General footy writing: Support the [real] supporters

by Patrick O’Keeffe

 

I don’t really hold any personal grudge against Andrew Demetriou. I haven’t met the bloke. I know that he played football, though I was too young to recall his playing days, which ended before the VFL competition had entered my consciousness. I once held open a restaurant door for him. He didn’t acknowledge my display of courtesy, which caused me to feel slightly aggrieved. Nevertheless, my concern is not with restaurant doors. My concern is for the rusted on, diehard supporters of the AFL competition.

With the World Twenty20 Championships about to commence in England, hot on the heels of the second installment of the Indian Premier League, it is worth noting that this format of the game was developed to attract people who don’t actually like cricket. This in itself is quite humorous. However, the popularity of this format is threatening the primacy of Test cricket. Cricket administrators must think long and hard about the level of support for Twenty20, and the nature of that support. They must also consider the loyal supporters of the longer form of the game, who scarcely recognise Twenty20 as cricket.

I remember the booming support for basketball in the early 1990’s. Unfortunately, this proved to be all too fleeting. Perhaps this sudden rise, then decline in support for the game can be attributed to basketball being considered by many as a passing fancy. Perhaps those drawn briefly to basketball didn’t have a genuine historical attachment to the game. When the novelty of seeing a big slam dunk wore off, they drifted back to the various football codes. At least, that was my experience.

This leads me back to the AFL Administration. I’m just not sure what to make of it all sometimes. I’m concerned with the disturbing regularity with which the AFL Competition is portrayed by the AFL Administration as a marketable product, to be consumed by empty-vessel consumers.

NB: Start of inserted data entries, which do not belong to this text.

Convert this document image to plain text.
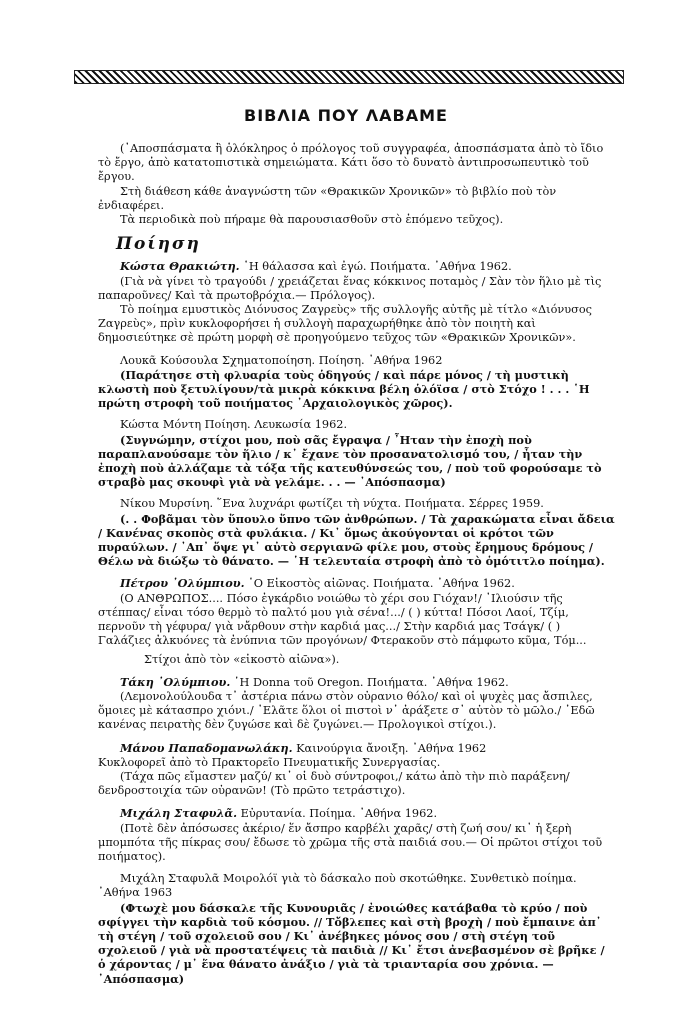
ΒΙΒΛΙΑ ΠΟΥ ΛΑΒΑΜΕ

(᾿Αποσπάσματα ἢ ὁλόκληρος ὁ πρόλογος τοῦ συγγραφέα, ἀποσπάσματα ἀπὸ τὸ ἴδιο τὸ ἔργο, ἀπὸ κατατοπιστικὰ σημειώματα. Κάτι ὅσο τὸ δυνατὸ ἀντιπροσωπευτικὸ τοῦ ἔργου.

Στὴ διάθεση κάθε ἀναγνώστη τῶν «Θρακικῶν Χρονικῶν» τὸ βιβλίο ποὺ τὸν ἐνδιαφέρει.

Τὰ περιοδικὰ ποὺ πήραμε θὰ παρουσιασθοῦν στὸ ἑπόμενο τεῦχος).

Ποίηση

Κώστα Θρακιώτη. ῾Η θάλασσα καὶ ἐγώ. Ποιήματα. ᾿Αθήνα 1962.

(Γιὰ νὰ γίνει τὸ τραγούδι / χρειάζεται ἕνας κόκκινος ποταμὸς / Σὰν τὸν ἥλιο μὲ τὶς παπαροῦνες/ Καὶ τὰ πρωτοβρόχια.— Πρόλογος).

Τὸ ποίημα εμυστικὸς Διόνυσος Ζαγρεὺς» τῆς συλλογῆς αὐτῆς μὲ τίτλο «Διόνυσος Ζαγρεὺς», πρὶν κυκλοφορήσει ἡ συλλογὴ παραχωρήθηκε ἀπὸ τὸν ποιητὴ καὶ δημοσιεύτηκε σὲ πρώτη μορφὴ σὲ προηγούμενο τεῦχος τῶν «Θρακικῶν Χρονικῶν».

Λουκᾶ Κούσουλα Σχηματοποίηση. Ποίηση. ᾿Αθήνα 1962

(Παράτησε στὴ φλυαρία τοὺς ὁδηγούς / καὶ πάρε μόνος / τὴ μυστικὴ κλωστὴ ποὺ ξετυλίγουν/τὰ μικρὰ κόκκινα βέλη ὁλόϊσα / στὸ Στόχο ! . . . ῾Η πρώτη στροφὴ τοῦ ποιήματος ᾿Αρχαιολογικὸς χῶρος).

Κώστα Μόντη Ποίηση. Λευκωσία 1962.

(Συγνώμην, στίχοι μου, ποὺ σᾶς ἔγραψα / ῏Ηταν τὴν ἐποχὴ ποὺ παραπλανούσαμε τὸν ἥλιο / κ᾿ ἔχανε τὸν προσανατολισμό του, / ἦταν τὴν ἐποχὴ ποὺ ἀλλάζαμε τὰ τόξα τῆς κατευθύνσεώς του, / ποὺ τοῦ φορούσαμε τὸ στραβὸ μας σκουφὶ γιὰ νὰ γελάμε. . . — ᾿Απόσπασμα)

Νίκου Μυρσίνη. ῞Ενα λυχνάρι φωτίζει τὴ νύχτα. Ποιήματα. Σέρρες 1959.

(. . Φοβᾶμαι τὸν ὕπουλο ὕπνο τῶν ἀνθρώπων. / Τὰ χαρακώματα εἶναι ἄδεια / Κανένας σκοπὸς στὰ φυλάκια. / Κι᾿ ὅμως ἀκούγονται οἱ κρότοι τῶν πυραύλων. / ᾿Απ᾿ ὅψε γι᾿ αὐτὸ σεργιανῶ φίλε μου, στοὺς ἔρημους δρόμους / Θέλω νὰ διώξω τὸ θάνατο. — ῾Η τελευταία στροφὴ ἀπὸ τὸ ὁμότιτλο ποίημα).

Πέτρου ᾿Ολύμπιου. ῾Ο Εἰκοστὸς αἰῶνας. Ποιήματα. ᾿Αθήνα 1962.

(Ο ΑΝΘΡΩΠΟΣ.... Πόσο ἐγκάρδιο νοιώθω τὸ χέρι σου Γιόχαν!/ ᾿Ιλιούσιν τῆς στέππας/ εἶναι τόσο θερμὸ τὸ παλτό μου γιὰ σένα!.../ ( ) κύττα! Πόσοι Λαοί, Τζίμ, περνοῦν τὴ γέφυρα/ γιὰ νἄρθουν στὴν καρδιά μας.../ Στὴν καρδιά μας Τσάγκ/ ( ) Γαλάζιες ἀλκυόνες τὰ ἐνύπνια τῶν προγόνων/ Φτερακοῦν στὸ πάμφωτο κῦμα, Τόμ...

Στίχοι ἀπὸ τὸν «εἰκοστὸ αἰῶνα»).

Τάκη ᾿Ολύμπιου. ῾Η Donna τοῦ Oregon. Ποιήματα. ᾿Αθήνα 1962.

(Λεμονολούλουδα τ᾿ ἀστέρια πάνω στὸν οὐρανιο θόλο/ καὶ οἱ ψυχὲς μας ἄσπιλες, ὅμοιες μὲ κάτασπρο χιόνι./ ᾿Ελᾶτε ὅλοι οἱ πιστοὶ ν᾿ ἀράξετε σ᾿ αὐτὸν τὸ μῶλο./ ᾿Εδῶ κανένας πειρατὴς δὲν ζυγώσε καὶ δὲ ζυγώνει.— Προλογικοὶ στίχοι.).

Μάνου Παπαδομανωλάκη. Καινούργια ἄνοιξη. ᾿Αθήνα 1962

Κυκλοφορεῖ ἀπὸ τὸ Πρακτορεῖο Πνευματικῆς Συνεργασίας.

(Τάχα πῶς εἴμαστεν μαζύ/ κι᾿ οἱ δυὸ σύντροφοι,/ κάτω ἀπὸ τὴν πιὸ παράξενη/ δενδροστοιχία τῶν οὐρανῶν! (Τὸ πρῶτο τετράστιχο).

Μιχάλη Σταφυλᾶ. Εὐρυτανία. Ποίημα. ᾿Αθήνα 1962.

(Ποτὲ δὲν ἀπόσωσες ἀκέριο/ ἕν ἄσπρο καρβέλι χαρᾶς/ στὴ ζωή σου/ κι᾿ ἡ ξερὴ μπομπότα τῆς πίκρας σου/ ἔδωσε τὸ χρῶμα τῆς στὰ παιδιά σου.— Οἱ πρῶτοι στίχοι τοῦ ποιήματος).

Μιχάλη Σταφυλᾶ Μοιρολόϊ γιὰ τὸ δάσκαλο ποὺ σκοτώθηκε. Συνθετικὸ ποίημα. ᾿Αθήνα 1963

(Φτωχὲ μου δάσκαλε τῆς Κυνουριᾶς / ἐνοιώθες κατάβαθα τὸ κρύο / ποὺ σφίγγει τὴν καρδιὰ τοῦ κόσμου. // Τὄβλεπες καὶ στὴ βροχὴ / ποὺ ἔμπαινε ἀπ᾿ τὴ στέγη / τοῦ σχολειοῦ σου / Κι᾿ ἀνέβηκες μόνος σου / στὴ στέγη τοῦ σχολειοῦ / γιὰ νὰ προστατέψεις τὰ παιδιὰ // Κι᾿ ἔτσι ἀνεβασμένον σὲ βρῆκε / ὁ χάροντας / μ᾿ ἕνα θάνατο ἀνάξιο / γιὰ τὰ τριανταρία σου χρόνια. — ᾿Απόσπασμα)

Referring to the possible inclusion into the AFL of a team from West Sydney, AFL Chief Operating Officer Gill McLachlan recently stated that “We need to succeed in terms of securing the right level of support”. Sadly, I fear that Mclachlan was referring to corporate support, not the two million people in Western Sydney who have little interest in the AFL competition. Maybe it doesn’t matter that no one will support these expansion teams, as long as television networks will still pay through the nose to broadcast their games.

It continually mystifies me, why a sport with such a rich history must be referred to in such dehumanising terms. I’m constantly being told that “footy is a business”. Well, perhaps the AFL is a business. Maybe the balance sheets are more important than the scoresheets. Perhaps a clean, fast game; devoid of big clashes, shirtfronts, dust-ups and screamers does look good on the telly. Perhaps the television networks are more important to future of the game than the millions of supporters who have loved footy since they could walk. Perhaps people who don’t love the game, matter more to Administrators of the AFL than people who do.

Referring back to restaurant doors, I am wondering if the most trenchant of football supporters are being taken for granted, in this brave new era of AFL expansion and corporatisation. Evidence of this is no more apparent than in the efforts to include teams from the Gold Coast and Western Sydney in the AFL competition, rather than inclusion of a team from Tasmania. Lamentably, the AFL seem to consider that the AFL supporters in Tasmania will always be AFL supporters, and that there are no new supporters to be gained through supporting the push for an AFL team from Tasmania. Such thinking is terribly flawed.

The apparent willingness of the AFL to ignore the passionate bid for an AFL team from Tasmania sends some ominous signals to supporters of the AFL competition. The AFL is telling us that they would prefer to cater to potential new supporters, who may currently prefer rugby league or soccer, than existing supporters of the competition.

Interest in Twenty20 cricket will wane. Evidence has emerged that this is already occurring. Support for basketball in Australia evaporated almost as quickly as it emerged. The AFL Administration must consider themselves extremely fortunate. They run a competition which has significant support, which has a rich and proud history and which is supported to the hilt by millions of people across the country. They must look after these supporters, not take this support for granted.

 

Comments

  1. Patrick – spot on. The only thing you left out is the AFL’s desire to make our game nice and clean so parents won’t think its too rough, and not let their little darlings play the game. Heaven forbid that their soft, fat, indulged little kids should get dirt on their knees. Imagine that, arranging the rules of our great game for people who have doubts about it in the first place. As Harry Who used to say “Amazing”.

  2. Pamela Sherpa says

    FOOTY-Patrick , the problem is -what can supporters do about the business that sport has become if they have no say in it?

    BASKETBALL The state of the game at the elite level isn’t always the measure of the health of the whole sport. For example there are basketball competitions in Melbourne that have a waiting list of 20 teams that want to register to play.

    CRICKET. I don’t think it has to be either/ or. Different forms of the game maybe but it’s still cricket.